Dr Lerner suggests to use high doses of antivirals over a long term to drastically reduce the herpes virus in the body and those reduce or stop virus replication that is causing the symptoms. For EBV, that means high-dose Valacyclovir (Valtrex), and for CMV and HHV6 it means high-dose Valgancyclovir (Valcyte).
I'll explain the rationale for EBV, which is what I have, but I think it's the same for CMV and HHV6.
The idea behind Dr Lerner's treatment is to stop EBV replication to an extent that does no longer infect new B-cells (the virus reservoir) during episodes of reactivation that periodically occur in any infected person. B-cells - both infected or uninfected - are replaced in about 3 months, so if EBV replication is stopped over many months, the number of infected B-cells is expected to fall and the damage EBV can do to the body is reduced.
For this purpose, a rather high dose of antivirals is required, as Dr Lerner says, it is imperative to reach the IC50 concentration (when 50% of viral replication is stopped) over 85% of the day. Dr Lerner's protocol, therefore, is 4000mg Valtrex a day (1000mg every 6 hours) and even 6000mg for those above 80kg weight.
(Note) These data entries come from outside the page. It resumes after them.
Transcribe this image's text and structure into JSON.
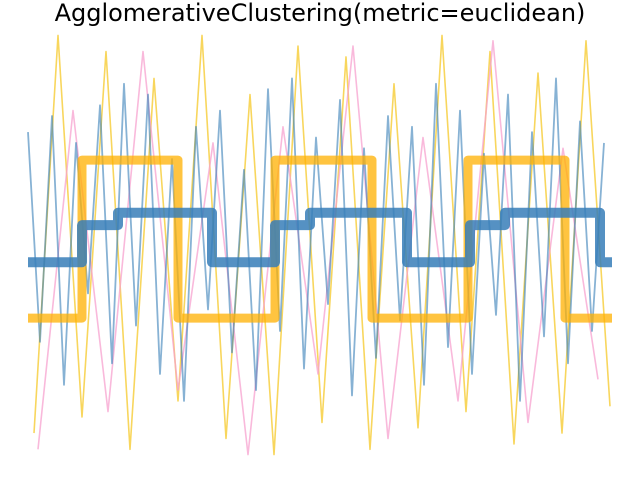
{
  "chart_data": {
    "type": "line",
    "title": "AgglomerativeClustering(metric=euclidean)",
    "xlim": [
      0,
      584
    ],
    "ylim": [
      -4,
      4
    ],
    "series": [
      {
        "color": "#f5c518",
        "x": [
          6,
          30,
          54,
          78,
          102,
          126,
          150,
          174,
          198,
          222,
          246,
          270,
          294,
          318,
          342,
          366,
          390,
          414,
          438,
          462,
          486,
          510,
          534,
          558,
          582
        ],
        "values": [
          -3.5,
          3.9,
          -3.2,
          3.6,
          -3.8,
          3.1,
          -2.9,
          3.9,
          -3.6,
          2.8,
          -3.9,
          3.7,
          -3.3,
          3.5,
          -3.8,
          3.0,
          -3.4,
          3.9,
          -3.1,
          3.6,
          -3.7,
          3.2,
          -3.5,
          3.8,
          -3.0
        ]
      },
      {
        "color": "#f7a1cf",
        "x": [
          10,
          45,
          80,
          115,
          150,
          185,
          220,
          255,
          290,
          325,
          360,
          395,
          430,
          465,
          500,
          535,
          570
        ],
        "values": [
          -3.8,
          2.5,
          -3.1,
          3.6,
          -2.7,
          1.9,
          -3.9,
          2.2,
          -2.4,
          3.7,
          -3.6,
          2.0,
          -2.9,
          3.8,
          -3.3,
          1.8,
          -2.5
        ]
      },
      {
        "color": "#377eb8",
        "x": [
          0,
          12,
          24,
          36,
          48,
          60,
          72,
          84,
          96,
          108,
          120,
          132,
          144,
          156,
          168,
          180,
          192,
          204,
          216,
          228,
          240,
          252,
          264,
          276,
          288,
          300,
          312,
          324,
          336,
          348,
          360,
          372,
          384,
          396,
          408,
          420,
          432,
          444,
          456,
          468,
          480,
          492,
          504,
          516,
          528,
          540,
          552,
          564,
          576
        ],
        "values": [
          2.1,
          -1.8,
          2.4,
          -2.6,
          1.9,
          -0.9,
          2.6,
          -2.2,
          3.0,
          -1.5,
          2.8,
          -2.4,
          1.6,
          -2.9,
          2.2,
          -1.2,
          2.5,
          -2.0,
          1.4,
          -2.7,
          2.9,
          -1.6,
          3.1,
          -2.3,
          2.0,
          -1.1,
          2.7,
          -2.8,
          1.8,
          -2.1,
          2.4,
          -1.4,
          2.2,
          -2.6,
          3.0,
          -1.9,
          2.5,
          -2.4,
          1.7,
          -1.3,
          2.8,
          -2.9,
          2.1,
          -1.7,
          3.1,
          -2.2,
          2.3,
          -1.6,
          1.9
        ]
      },
      {
        "color": "#ffb000",
        "x": [
          0,
          54,
          54,
          150,
          150,
          247,
          247,
          344,
          344,
          440,
          440,
          537,
          537,
          584
        ],
        "values": [
          -1.36,
          -1.36,
          1.58,
          1.58,
          -1.36,
          -1.36,
          1.58,
          1.58,
          -1.36,
          -1.36,
          1.58,
          1.58,
          -1.36,
          -1.36
        ]
      },
      {
        "color": "#377eb8",
        "x": [
          0,
          54,
          54,
          90,
          90,
          184,
          184,
          247,
          247,
          282,
          282,
          379,
          379,
          442,
          442,
          477,
          477,
          572,
          572,
          584
        ],
        "values": [
          -0.32,
          -0.32,
          0.37,
          0.37,
          0.6,
          0.6,
          -0.32,
          -0.32,
          0.37,
          0.37,
          0.6,
          0.6,
          -0.32,
          -0.32,
          0.37,
          0.37,
          0.6,
          0.6,
          -0.32,
          -0.32
        ]
      }
    ]
  }
}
There is evidence that lower doses could also accomplish that goal, but it may take longer. For instance, a 2009 study demonstrates that even 500mg once daily can reduce the number of infected B-cells substantially:
http://jvi.asm.org/content/83/22/11857.full
The same study concludes that long-term Valacylcovir treatment might even be successful to eradicate EBV from the body (over several years), however, for this purpose, a dose of 3000mg a day (1000mg every 8 hours) would be required for several years.
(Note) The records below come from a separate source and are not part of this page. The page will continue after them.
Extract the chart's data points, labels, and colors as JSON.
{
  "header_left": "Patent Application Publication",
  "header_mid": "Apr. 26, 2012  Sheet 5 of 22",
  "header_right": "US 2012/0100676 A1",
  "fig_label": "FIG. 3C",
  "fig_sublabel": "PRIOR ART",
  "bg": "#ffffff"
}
Dr Lerner also mentions that after 12 months of treatment, many patients can reduce their dose and still retain the benefits.
My personal experience is that I had fantastic benefits with the high-dose protocol of Dr Lerner in the first 6 months. Joint pain totally disappeared (could hardly walk from bed to kitchen before), PEM is almost gone, heat intolerance is much better, fatigue and concentration are somewhat improved.
Valacyclovir is a relatively safe drug and is well tolerated by most people even in high doses and over longer periods of time. However, it can affect the kidney and this has to be monitored. I developed some problems with the kidneys after 6 months. As recommended by Dr Lerner I did regular blood tests every 6 weeks and it showed that kidney function deteriorated. I then had to switch to Brivudin which is a different antiviral that doesn't affect the kidney. My feeling is that it also helps to some extent, but that it is not nearly as effective as Valacyclovir.
I am now starting Valacyclovir again at 5000mg a day instead of 6000mg (5x 1000 instead of 4x 1500) and hope I can tolerate it.